When the teleprompter failed, Bay fumbled, and then abruptly walked off stage (muttering his apologies), leaving a perplexed Samsung executive to heroically carry on as a one-man show.
The videos of Bay’s appearance, albeit short, at CES have already racked up (collectively) more than one million views on YouTube. Of course, on some level you have to feel for the guy. He’s a director, not an actor. He doesn’t do improvisation – and he had to go “off script” without much practical experience of how to do that.
When things go ‘off script’
Of course, many people in the B2B world have to deal with situations that are “off script.” Going “off script” often happens when market changes, customer response/demand or supply changes dictate a key change with a vendor.
Contracts with vendors and suppliers are, in a sense, a script. Both sides try to codify the parts they’ll play based on certain assumptions about the future. The key word is “assumptions” – no company can really predict the future with certainty.
No system, no order, more risk
When things go “off script,” changes need to be made with vendors on the fly. A mid-contract change from a vendor may in turn affect many other parts of the business. Accounts payable may need to make changes or adjust payments; service or product centers may need to change inventory; sales staff may need to revise sales collateral.
Without a contract management solution (an accessible database of key, searchable contract information) many companies may not be able to effectively deal with these “off script” changes.
A contract that is simply stored in a file cabinet or is squirreled away as a PDF on a user’s computer desktop is a dead and irrelevant document when big changes occur mid contract. How are changes to existing contracts recorded? Without a contract management solution the answer is simple: they are not recorded. This doesn’t mean they are unknown – there would be, no doubt, key stakeholders who approved or negotiated changes with vendors. And vendors themselves may send over statements of understanding regarding the changes.
The problem is, these are not centralized, searchable or even very useful ways to record contract changes. As noted in a prior blog, relying on “institutional memory” is a big mistake when key employees are no longer around to remember what happened and why.

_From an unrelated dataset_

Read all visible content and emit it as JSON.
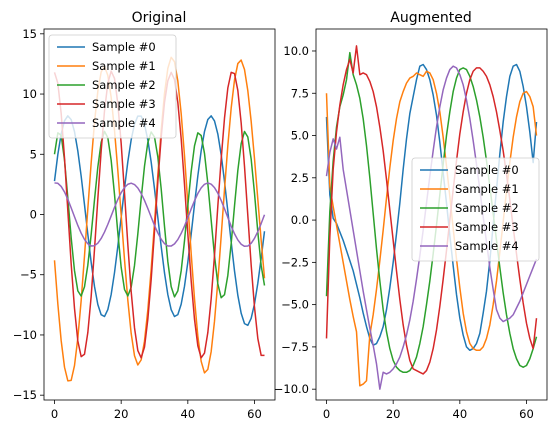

That provides a lot of exposure to financial risk: when contracts change, payment conditions may change: overpayments can be made, duplicate payments can crop up. Even underpayments to vendors can result, which can lead to friction with key vendor, or worse.
Databases prevent contract chaos
Now consider the scenario where you or your company has a contract management solution in place.
As with Contract Assistant, your company would have its own database where each contract is stored as an electronic record that notes all contract details. Via in-record notes or the ability to link to or store related documents, you have a place to record all changes and change-related documents.
With a contract management solution, there is also an added benefit that ensures contract changes get recorded: people in charge of contract management. If your company goes to the trouble of implementing a contract management solution, no doubt on some level (either by department or business branch) people are going to be tasked with recording contract information.
With the people dedicated to recording key contract information (and changes) and the tools to record contract-related notes and documents, you have the basic tools that prevent contract chaos.
This also means that at any future date, information about contracts and mid-contract changes can be searched. Contract Assistant, for example, features multiple search filters, and depending on the edition you use (Standard, Pro, Enterprise), your organization may even have the ability to search all stored documents as well.
When gathering data for quarterly or annual reports, a contract management solution can go a long way to ensure key financial information on contracts doesn’t “go missing” – even if they go “off script.”